Enzyme Inhibition
Biology

Enzyme Inhibition


In competitive inhibition, inhibitor has a shape, charge, size and structure similar to that of the substrate. It therefore competes with the substrate for the active sites to form the enzyme-inhibitor complex (E-I complex) and reduces the number of active sites available for the substrate to bind and form the enzyme-substrate (E-S) complex. If substrate concentration is less than that of competitive inhibitor, it is more likely for the enzyme to collide with the competitive inhibitor and form E-I complex, so rate of product formation will decrease.
Km will increase and there are less number of active sites available for substrate molecules. If substrate concentration is more than that of competitive inhibitor, it is more likely for enzyme to collide with substrate and form E-S complex.

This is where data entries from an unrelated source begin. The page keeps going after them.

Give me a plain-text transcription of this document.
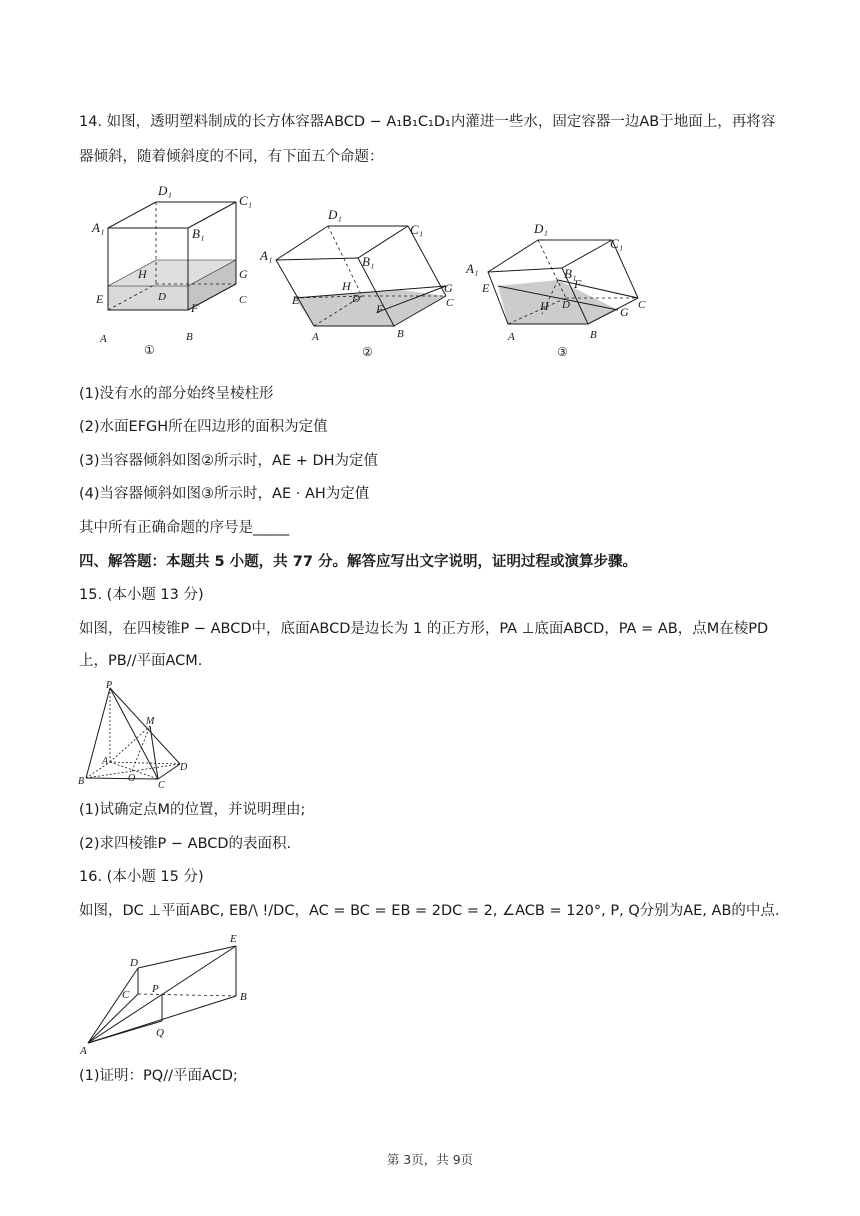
14. 如图，透明塑料制成的长方体容器ABCD − A₁B₁C₁D₁内灌进一些水，固定容器一边AB于地面上，再将容
器倾斜，随着倾斜度的不同，有下面五个命题：
D₁
C₁
A₁	B₁
H	G
E	D	C
F
A	B
①
D₁
C₁
A₁	B₁
H
D
G
C
E
F
A	B
②
D₁
C₁
A₁	B₁
F
E
H D	C
G
A	B
③
(1)没有水的部分始终呈棱柱形
(2)水面EFGH所在四边形的面积为定值
(3)当容器倾斜如图②所示时，AE + DH为定值
(4)当容器倾斜如图③所示时，AE · AH为定值
其中所有正确命题的序号是_____
四、解答题：本题共 5 小题，共 77 分。解答应写出文字说明，证明过程或演算步骤。
15. (本小题 13 分)
如图，在四棱锥P − ABCD中，底面ABCD是边长为 1 的正方形，PA ⊥底面ABCD，PA = AB，点M在棱PD
上，PB//平面ACM.
P
M
A
D
B	O
C
(1)试确定点M的位置，并说明理由;
(2)求四棱锥P − ABCD的表面积.
16. (本小题 15 分)
如图，DC ⊥平面ABC, EB/\ !/DC，AC = BC = EB = 2DC = 2, ∠ACB = 120°, P, Q分别为AE, AB的中点.
D
E
C P
B
Q
A
(1)证明：PQ//平面ACD;
第 3页，共 9页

The reaction will eventually reach Vmax but only at high substrate concentration. One example of competitive inhibition is where malonate competes with succinate for succinate dehydrogenase.

For non-competitive inhibition, the inhibitors have a structure different from that of the substrate. It binds away from the active site at the allosteric site, inducing conformational change of active site. It prevents substrate from binding to the acgtive site as it is no longer complementary to the shape, orientation, and charge fo the substrate, hence the E-S complex cannot be formed. Km remains constant, affinity does not change. Vmax is lower and there are fewer functional enzymes. for example, cyanide is a non-competitive inhibitor of oxygen to cytochrome oxidase.